The Canada Revenue Agency is asking a master illusionist to conjure up half-a-million dollars, while a new poll shows most Canadians are planning to make charitable donations this year.


CRA tells magician to conjure up taxes

David Copperfield, the world’s most successful magician, worth an estimated US$800 million, owes the Canada Revenue Agency nearly half-a-million dollars in unpaid taxes for money he earned on a Canadian tour in 2008 and 2009. The master illusionist, who is known for making the Statue of Liberty “disappear” and cutting model (and former girlfriend) Claudia Schiffer in two, claims his Los Angeles-based accountant and business manager hid the problems from him after failing to file the Canadian tax returns, and that he only learned of the tax issues in 2013. Copperfield filed a lawsuit against the accountant after the CRA threatened legal action against him in August.


Riding the buyway

Mobile-connected Canadians 

Mobile-connected Canadians who take public transit are giving new meaning to shopping on the go.

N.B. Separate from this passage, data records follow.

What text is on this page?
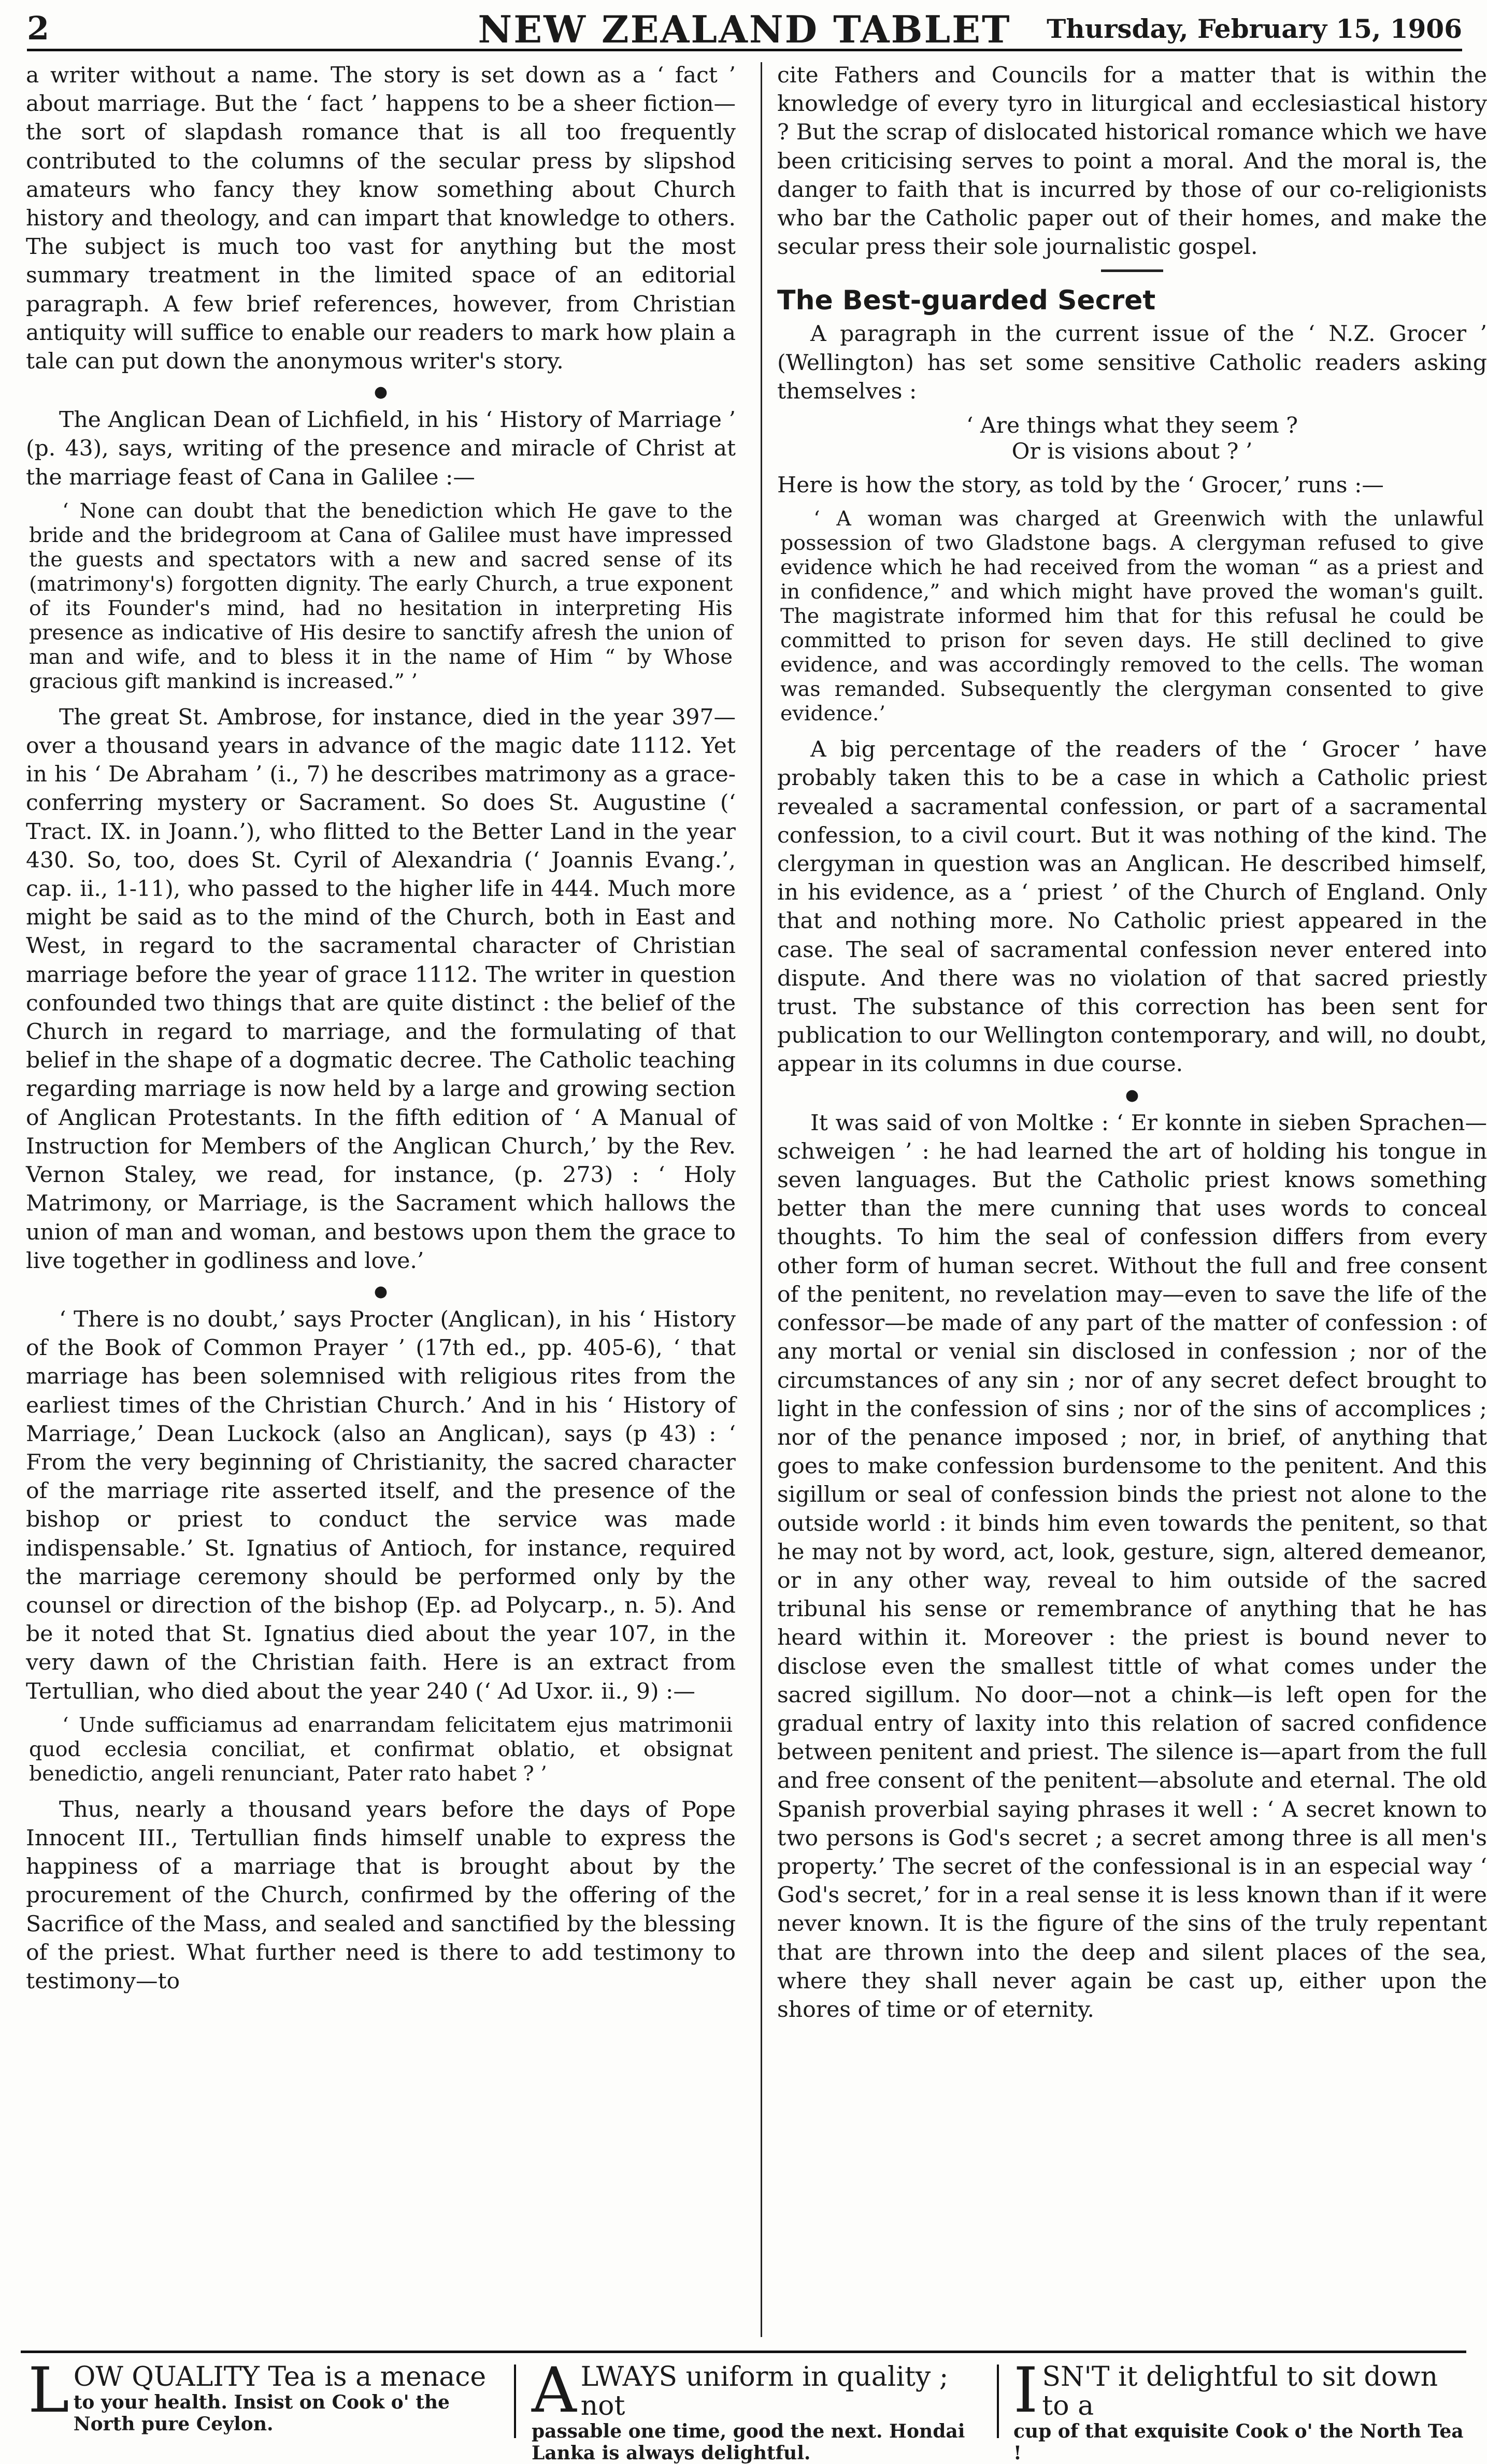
2	NEW ZEALAND TABLET	Thursday, February 15, 1906

a writer without a name. The story is set down as a ‘ fact ’ about marriage. But the ‘ fact ’ happens to be a sheer fiction—the sort of slapdash romance that is all too frequently contributed to the columns of the secular press by slipshod amateurs who fancy they know something about Church history and theology, and can impart that knowledge to others. The subject is much too vast for anything but the most summary treatment in the limited space of an editorial paragraph. A few brief references, however, from Christian antiquity will suffice to enable our readers to mark how plain a tale can put down the anonymous writer's story.

●

The Anglican Dean of Lichfield, in his ‘ History of Marriage ’ (p. 43), says, writing of the presence and miracle of Christ at the marriage feast of Cana in Galilee :—

‘ None can doubt that the benediction which He gave to the bride and the bridegroom at Cana of Galilee must have impressed the guests and spectators with a new and sacred sense of its (matrimony's) forgotten dignity. The early Church, a true exponent of its Founder's mind, had no hesitation in interpreting His presence as indicative of His desire to sanctify afresh the union of man and wife, and to bless it in the name of Him “ by Whose gracious gift mankind is increased.” ’

The great St. Ambrose, for instance, died in the year 397—over a thousand years in advance of the magic date 1112. Yet in his ‘ De Abraham ’ (i., 7) he describes matrimony as a grace-conferring mystery or Sacrament. So does St. Augustine (‘ Tract. IX. in Joann.’), who flitted to the Better Land in the year 430. So, too, does St. Cyril of Alexandria (‘ Joannis Evang.’, cap. ii., 1-11), who passed to the higher life in 444. Much more might be said as to the mind of the Church, both in East and West, in regard to the sacramental character of Christian marriage before the year of grace 1112. The writer in question confounded two things that are quite distinct : the belief of the Church in regard to marriage, and the formulating of that belief in the shape of a dogmatic decree. The Catholic teaching regarding marriage is now held by a large and growing section of Anglican Protestants. In the fifth edition of ‘ A Manual of Instruction for Members of the Anglican Church,’ by the Rev. Vernon Staley, we read, for instance, (p. 273) : ‘ Holy Matrimony, or Marriage, is the Sacrament which hallows the union of man and woman, and bestows upon them the grace to live together in godliness and love.’

●

‘ There is no doubt,’ says Procter (Anglican), in his ‘ History of the Book of Common Prayer ’ (17th ed., pp. 405-6), ‘ that marriage has been solemnised with religious rites from the earliest times of the Christian Church.’ And in his ‘ History of Marriage,’ Dean Luckock (also an Anglican), says (p 43) : ‘ From the very beginning of Christianity, the sacred character of the marriage rite asserted itself, and the presence of the bishop or priest to conduct the service was made indispensable.’ St. Ignatius of Antioch, for instance, required the marriage ceremony should be performed only by the counsel or direction of the bishop (Ep. ad Polycarp., n. 5). And be it noted that St. Ignatius died about the year 107, in the very dawn of the Christian faith. Here is an extract from Tertullian, who died about the year 240 (‘ Ad Uxor. ii., 9) :—

‘ Unde sufficiamus ad enarrandam felicitatem ejus matrimonii quod ecclesia conciliat, et confirmat oblatio, et obsignat benedictio, angeli renunciant, Pater rato habet ? ’

Thus, nearly a thousand years before the days of Pope Innocent III., Tertullian finds himself unable to express the happiness of a marriage that is brought about by the procurement of the Church, confirmed by the offering of the Sacrifice of the Mass, and sealed and sanctified by the blessing of the priest. What further need is there to add testimony to testimony—to

cite Fathers and Councils for a matter that is within the knowledge of every tyro in liturgical and ecclesiastical history ? But the scrap of dislocated historical romance which we have been criticising serves to point a moral. And the moral is, the danger to faith that is incurred by those of our co-religionists who bar the Catholic paper out of their homes, and make the secular press their sole journalistic gospel.

The Best-guarded Secret

A paragraph in the current issue of the ‘ N.Z. Grocer ’ (Wellington) has set some sensitive Catholic readers asking themselves :

‘ Are things what they seem ?
Or is visions about ? ’

Here is how the story, as told by the ‘ Grocer,’ runs :—

‘ A woman was charged at Greenwich with the unlawful possession of two Gladstone bags. A clergyman refused to give evidence which he had received from the woman “ as a priest and in confidence,” and which might have proved the woman's guilt. The magistrate informed him that for this refusal he could be committed to prison for seven days. He still declined to give evidence, and was accordingly removed to the cells. The woman was remanded. Subsequently the clergyman consented to give evidence.’

A big percentage of the readers of the ‘ Grocer ’ have probably taken this to be a case in which a Catholic priest revealed a sacramental confession, or part of a sacramental confession, to a civil court. But it was nothing of the kind. The clergyman in question was an Anglican. He described himself, in his evidence, as a ‘ priest ’ of the Church of England. Only that and nothing more. No Catholic priest appeared in the case. The seal of sacramental confession never entered into dispute. And there was no violation of that sacred priestly trust. The substance of this correction has been sent for publication to our Wellington contemporary, and will, no doubt, appear in its columns in due course.

●

It was said of von Moltke : ‘ Er konnte in sieben Sprachen—schweigen ’ : he had learned the art of holding his tongue in seven languages. But the Catholic priest knows something better than the mere cunning that uses words to conceal thoughts. To him the seal of confession differs from every other form of human secret. Without the full and free consent of the penitent, no revelation may—even to save the life of the confessor—be made of any part of the matter of confession : of any mortal or venial sin disclosed in confession ; nor of the circumstances of any sin ; nor of any secret defect brought to light in the confession of sins ; nor of the sins of accomplices ; nor of the penance imposed ; nor, in brief, of anything that goes to make confession burdensome to the penitent. And this sigillum or seal of confession binds the priest not alone to the outside world : it binds him even towards the penitent, so that he may not by word, act, look, gesture, sign, altered demeanor, or in any other way, reveal to him outside of the sacred tribunal his sense or remembrance of anything that he has heard within it. Moreover : the priest is bound never to disclose even the smallest tittle of what comes under the sacred sigillum. No door—not a chink—is left open for the gradual entry of laxity into this relation of sacred confidence between penitent and priest. The silence is—apart from the full and free consent of the penitent—absolute and eternal. The old Spanish proverbial saying phrases it well : ‘ A secret known to two persons is God's secret ; a secret among three is all men's property.’ The secret of the confessional is in an especial way ‘ God's secret,’ for in a real sense it is less known than if it were never known. It is the figure of the sins of the truly repentant that are thrown into the deep and silent places of the sea, where they shall never again be cast up, either upon the shores of time or of eternity.

L OW QUALITY Tea is a menace
to your health. Insist on Cook o' the North pure Ceylon.	A LWAYS uniform in quality ; not
passable one time, good the next. Hondai Lanka is always delightful.
I SN'T it delightful to sit down to a
cup of that exquisite Cook o' the North Tea !
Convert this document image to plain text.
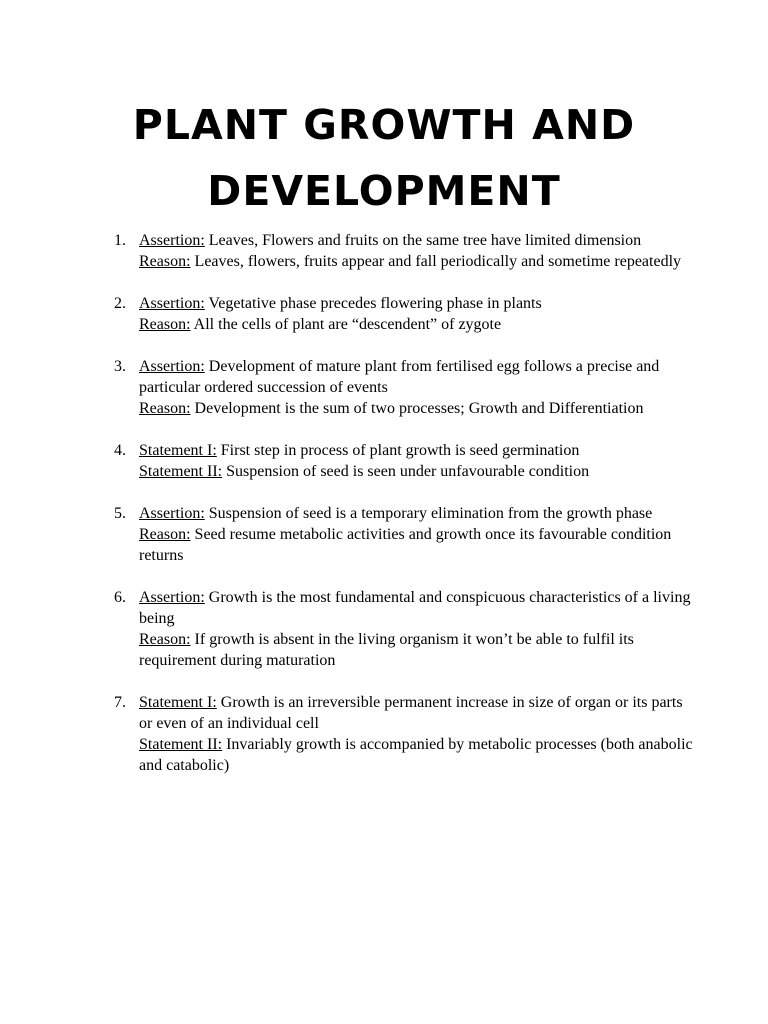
PLANT GROWTH AND
DEVELOPMENT
1. Assertion: Leaves, Flowers and fruits on the same tree have limited dimension
Reason: Leaves, flowers, fruits appear and fall periodically and sometime repeatedly
2. Assertion: Vegetative phase precedes flowering phase in plants
Reason: All the cells of plant are “descendent” of zygote
3. Assertion: Development of mature plant from fertilised egg follows a precise and particular ordered succession of events
Reason: Development is the sum of two processes; Growth and Differentiation
4. Statement I: First step in process of plant growth is seed germination
Statement II: Suspension of seed is seen under unfavourable condition
5. Assertion: Suspension of seed is a temporary elimination from the growth phase
Reason: Seed resume metabolic activities and growth once its favourable condition returns
6. Assertion: Growth is the most fundamental and conspicuous characteristics of a living being
Reason: If growth is absent in the living organism it won’t be able to fulfil its requirement during maturation
7. Statement I: Growth is an irreversible permanent increase in size of organ or its parts or even of an individual cell
Statement II: Invariably growth is accompanied by metabolic processes (both anabolic and catabolic)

In an Ipsos poll conducted for PayPal, three-quarters of commuters with a mobile device said they would consider buying a wide range of products while on transit if mobile shopping options were available — and 14% already do so. Purchases include movie, game or concert tickets (62%), clothing, shoes or accessories (62%), gifts (55%), groceries/food (53%) and electronics, games and other tech products (50%).


FinLit level is falling

The number of Canadians who think they’re savvy about money dropped to 60% in 2015, down from 67% in 2014, finds a survey by the Credit Counselling Society. But even among the six in 10 who describe themselves as financially literate, most continue to make basic no-nos, such as carrying a credit card balance (59%) or neglecting to follow a budget. Furthermore, nearly half (46%) of those earning $100,000 or more say nonmortgage debt is causing them stress.


Facebook ruined my credit

Credit rating agencies such as Fico and TransUnion are using new sources of information — including social media posts — to determine a borrower’s ability to pay, the Financial Times reported. The move comes at the request of banks in a quest to find new customers who may not have built up their credit scores yet. “If you look at how many times a person says ‘wasted’ in their profile, it has some value in predicting whether they’re going to repay their debt,” Fico CEO Will Lansing told the newspaper.


Charity in Canada

Eight in 10 Canadians surveyed in October said they plan to make a charitable donation within the next 12 months, with an average annual total of $694 each, a BMO poll finds. Regionally, the lowest average annual donations come from Quebec at $275.49 (a hike of 15% over the previous year), while British Columbians plan to give the most with a whopping $1,235.61 — more than twice the $593.11 they contributed last year.